Category: Back Pain | Author: Stefano Sinicropi | Date: April 14, 2016
Spring is here, and that means it’s time to get outside and plant some new vegetation in your garden or alongside your house. Gardening can be a relaxing hobby to increase the aesthetic view of your home or to harvest some home-grown vegetables, but it can also take a heavy toll on your spine. Today, we’re going to share a few tips to help keep your spine healthy when you’re out in the garden. Here are some tips to keep in mind before you head out to your garden.
If you have a pre-existing back condition or you just want to stay ahead of your spine pain, consider stretching for a few minutes before you begin gardening. Begin with some stretches that focus on the cervical (neck) area of your spine, and slowly work through your trunk and into your lumbar spine. This will help keep your muscles loose, which will be important if you’re going to be digging and bending.
Take It Slow
Rome wasn’t built in a day, and you shouldn’t expect to have your whole garden planted in a matter of hours. Overloading your spine is one of the quickest ways to injure your back, so don’t try to get everything planted in one session. Take regular breaks, and don’t be afraid to extend your gardening session over the course of a long weekend.
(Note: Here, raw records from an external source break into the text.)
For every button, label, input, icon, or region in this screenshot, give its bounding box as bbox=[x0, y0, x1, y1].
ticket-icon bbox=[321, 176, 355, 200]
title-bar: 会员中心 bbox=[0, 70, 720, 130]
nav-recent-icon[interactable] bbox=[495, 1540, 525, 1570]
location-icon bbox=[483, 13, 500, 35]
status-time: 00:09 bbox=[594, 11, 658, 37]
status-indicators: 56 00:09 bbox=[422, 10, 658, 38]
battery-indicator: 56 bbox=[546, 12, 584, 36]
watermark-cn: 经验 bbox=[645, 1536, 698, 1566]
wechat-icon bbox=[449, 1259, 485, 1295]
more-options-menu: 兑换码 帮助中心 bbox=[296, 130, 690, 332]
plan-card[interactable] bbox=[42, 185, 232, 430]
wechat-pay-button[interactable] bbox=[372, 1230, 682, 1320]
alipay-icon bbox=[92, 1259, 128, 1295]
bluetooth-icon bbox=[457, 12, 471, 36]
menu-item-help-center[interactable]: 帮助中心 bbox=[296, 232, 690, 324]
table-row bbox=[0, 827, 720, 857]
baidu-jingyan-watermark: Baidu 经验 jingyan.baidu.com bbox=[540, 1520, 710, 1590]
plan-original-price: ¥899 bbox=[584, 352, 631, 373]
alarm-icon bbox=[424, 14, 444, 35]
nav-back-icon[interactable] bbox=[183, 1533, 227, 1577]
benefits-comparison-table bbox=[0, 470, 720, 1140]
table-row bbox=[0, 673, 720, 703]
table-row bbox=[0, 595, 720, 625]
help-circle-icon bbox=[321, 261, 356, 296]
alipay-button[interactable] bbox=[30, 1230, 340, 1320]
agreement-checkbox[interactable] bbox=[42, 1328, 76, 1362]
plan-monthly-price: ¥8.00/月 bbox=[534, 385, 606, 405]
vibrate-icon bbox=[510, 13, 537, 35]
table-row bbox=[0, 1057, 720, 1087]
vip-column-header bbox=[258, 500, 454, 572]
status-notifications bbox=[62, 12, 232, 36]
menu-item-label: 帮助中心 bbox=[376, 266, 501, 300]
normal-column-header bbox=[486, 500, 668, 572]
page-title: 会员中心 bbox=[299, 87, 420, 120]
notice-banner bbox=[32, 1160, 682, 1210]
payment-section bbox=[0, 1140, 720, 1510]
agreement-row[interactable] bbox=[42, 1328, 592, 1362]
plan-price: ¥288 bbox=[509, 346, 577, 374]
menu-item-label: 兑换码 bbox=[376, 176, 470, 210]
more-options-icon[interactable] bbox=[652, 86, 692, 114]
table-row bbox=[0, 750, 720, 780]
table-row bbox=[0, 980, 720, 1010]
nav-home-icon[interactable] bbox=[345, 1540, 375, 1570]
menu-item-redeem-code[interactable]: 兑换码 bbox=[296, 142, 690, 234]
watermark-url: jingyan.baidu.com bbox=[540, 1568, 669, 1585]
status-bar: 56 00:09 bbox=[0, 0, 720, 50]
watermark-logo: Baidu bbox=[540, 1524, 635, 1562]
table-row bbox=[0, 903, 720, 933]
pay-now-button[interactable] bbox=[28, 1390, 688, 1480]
Gardening involves a lot of bending at the waist and twisting your trunk, so make sure you practice proper body mechanics. Bend at the waist, not at the spine, and be careful when pulling weeds. Get a good grip on the weed and slowly pull up, gradually increasing your pressure on the root. If you grab and yank wildly, you’re more likely to tweak something in your spine.
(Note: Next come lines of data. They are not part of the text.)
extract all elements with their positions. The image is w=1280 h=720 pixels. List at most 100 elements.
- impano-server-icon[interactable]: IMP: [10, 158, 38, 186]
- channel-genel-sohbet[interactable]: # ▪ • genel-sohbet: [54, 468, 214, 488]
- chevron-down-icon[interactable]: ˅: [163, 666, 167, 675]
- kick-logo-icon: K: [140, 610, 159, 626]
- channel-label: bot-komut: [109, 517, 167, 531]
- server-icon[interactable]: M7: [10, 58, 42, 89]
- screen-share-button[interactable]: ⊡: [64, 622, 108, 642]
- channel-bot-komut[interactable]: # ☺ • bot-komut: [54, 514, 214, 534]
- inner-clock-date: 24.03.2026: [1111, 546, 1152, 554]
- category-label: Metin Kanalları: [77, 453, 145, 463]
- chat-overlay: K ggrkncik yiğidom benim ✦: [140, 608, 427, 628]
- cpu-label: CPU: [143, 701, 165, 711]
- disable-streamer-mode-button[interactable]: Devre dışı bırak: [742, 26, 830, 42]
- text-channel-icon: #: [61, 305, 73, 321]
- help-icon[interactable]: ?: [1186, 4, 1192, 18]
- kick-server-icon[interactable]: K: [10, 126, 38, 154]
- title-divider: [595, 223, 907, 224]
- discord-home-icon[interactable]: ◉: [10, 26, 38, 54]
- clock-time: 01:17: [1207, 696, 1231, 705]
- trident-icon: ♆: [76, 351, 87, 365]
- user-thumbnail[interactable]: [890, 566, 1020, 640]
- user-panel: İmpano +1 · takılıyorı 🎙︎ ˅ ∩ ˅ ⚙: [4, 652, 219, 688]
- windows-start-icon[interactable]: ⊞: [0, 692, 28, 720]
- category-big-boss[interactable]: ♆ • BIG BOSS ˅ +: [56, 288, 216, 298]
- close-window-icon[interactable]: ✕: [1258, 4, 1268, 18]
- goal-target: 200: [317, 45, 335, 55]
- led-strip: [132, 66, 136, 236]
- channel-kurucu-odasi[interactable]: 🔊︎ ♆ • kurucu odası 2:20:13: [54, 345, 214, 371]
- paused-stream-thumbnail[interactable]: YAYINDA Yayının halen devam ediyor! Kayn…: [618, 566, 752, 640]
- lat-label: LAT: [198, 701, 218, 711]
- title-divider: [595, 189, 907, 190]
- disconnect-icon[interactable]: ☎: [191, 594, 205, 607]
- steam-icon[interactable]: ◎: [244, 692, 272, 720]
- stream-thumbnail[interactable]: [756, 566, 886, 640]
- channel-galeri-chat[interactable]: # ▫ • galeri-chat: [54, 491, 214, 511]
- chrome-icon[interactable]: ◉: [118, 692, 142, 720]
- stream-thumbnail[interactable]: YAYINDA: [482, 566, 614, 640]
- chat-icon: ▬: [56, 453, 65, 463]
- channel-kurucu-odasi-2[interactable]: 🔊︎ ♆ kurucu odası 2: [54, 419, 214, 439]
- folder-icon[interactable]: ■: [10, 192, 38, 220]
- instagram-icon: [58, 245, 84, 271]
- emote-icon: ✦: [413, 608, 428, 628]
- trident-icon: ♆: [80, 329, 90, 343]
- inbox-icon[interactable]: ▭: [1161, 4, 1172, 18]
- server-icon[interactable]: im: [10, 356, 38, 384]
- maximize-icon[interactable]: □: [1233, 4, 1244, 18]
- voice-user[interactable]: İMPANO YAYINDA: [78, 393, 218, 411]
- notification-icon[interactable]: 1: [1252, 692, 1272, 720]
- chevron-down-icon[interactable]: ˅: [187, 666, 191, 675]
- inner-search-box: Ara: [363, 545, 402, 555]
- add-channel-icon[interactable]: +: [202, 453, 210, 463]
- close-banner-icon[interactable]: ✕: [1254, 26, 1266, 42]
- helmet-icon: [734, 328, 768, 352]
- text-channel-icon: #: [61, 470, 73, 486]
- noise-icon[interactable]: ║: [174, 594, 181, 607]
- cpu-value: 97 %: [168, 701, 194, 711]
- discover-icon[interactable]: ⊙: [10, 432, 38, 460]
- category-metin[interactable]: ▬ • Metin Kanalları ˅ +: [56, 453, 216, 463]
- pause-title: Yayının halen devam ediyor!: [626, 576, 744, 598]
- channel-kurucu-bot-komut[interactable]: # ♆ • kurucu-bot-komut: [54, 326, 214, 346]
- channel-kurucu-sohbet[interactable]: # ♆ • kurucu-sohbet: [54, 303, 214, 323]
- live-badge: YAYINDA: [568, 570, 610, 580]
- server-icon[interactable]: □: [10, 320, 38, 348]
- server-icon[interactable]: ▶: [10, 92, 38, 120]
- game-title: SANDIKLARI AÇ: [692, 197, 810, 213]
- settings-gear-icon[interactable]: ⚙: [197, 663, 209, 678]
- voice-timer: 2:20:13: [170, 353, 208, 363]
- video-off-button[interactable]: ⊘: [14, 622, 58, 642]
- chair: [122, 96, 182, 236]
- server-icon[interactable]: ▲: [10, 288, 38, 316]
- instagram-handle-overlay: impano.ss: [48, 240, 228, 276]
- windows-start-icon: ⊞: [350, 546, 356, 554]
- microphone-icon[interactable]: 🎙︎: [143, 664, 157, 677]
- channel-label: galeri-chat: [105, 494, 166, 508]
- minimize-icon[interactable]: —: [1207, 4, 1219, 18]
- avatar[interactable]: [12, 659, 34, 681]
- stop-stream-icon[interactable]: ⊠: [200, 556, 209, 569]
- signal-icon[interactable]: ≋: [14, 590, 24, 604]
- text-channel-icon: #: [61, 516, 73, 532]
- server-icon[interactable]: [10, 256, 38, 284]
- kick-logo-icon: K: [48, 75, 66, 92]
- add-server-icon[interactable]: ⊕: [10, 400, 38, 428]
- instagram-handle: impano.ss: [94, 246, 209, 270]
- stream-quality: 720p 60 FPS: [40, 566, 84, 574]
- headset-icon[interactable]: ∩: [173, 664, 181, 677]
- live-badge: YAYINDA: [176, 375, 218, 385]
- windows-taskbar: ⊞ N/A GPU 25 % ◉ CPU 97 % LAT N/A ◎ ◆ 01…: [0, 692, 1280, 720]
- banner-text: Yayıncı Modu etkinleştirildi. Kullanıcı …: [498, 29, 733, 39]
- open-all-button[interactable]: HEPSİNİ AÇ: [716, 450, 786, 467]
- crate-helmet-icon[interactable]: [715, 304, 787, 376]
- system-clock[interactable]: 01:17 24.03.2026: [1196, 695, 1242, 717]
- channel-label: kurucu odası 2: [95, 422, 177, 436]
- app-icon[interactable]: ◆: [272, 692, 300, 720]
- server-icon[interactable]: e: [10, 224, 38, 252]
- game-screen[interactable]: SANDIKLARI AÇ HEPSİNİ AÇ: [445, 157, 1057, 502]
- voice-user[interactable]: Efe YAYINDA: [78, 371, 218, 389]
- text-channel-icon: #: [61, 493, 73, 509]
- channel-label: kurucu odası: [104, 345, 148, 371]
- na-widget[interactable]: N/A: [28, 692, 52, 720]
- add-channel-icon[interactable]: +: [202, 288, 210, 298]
Diet plays an important role in your health during activity, but it oftentimes gets overlooked. Eat a variety of fruits, vegetables and whole grains to ensure your body is getting a regular dose of vitamins and minerals. Fatty foods can cause inflammation in the spine, which can cause pain during normal gardening movements.
Grab a Friend
Gardening is more fun if you do it with a friend, so grab your husband, kids or next door neighbor and see if they would be willing to lend a hand. This is especially important if you need to move heavy equipment or big bags of soil. The more people who pitch in, the less time it will take to finish, and that will save stress on your spine.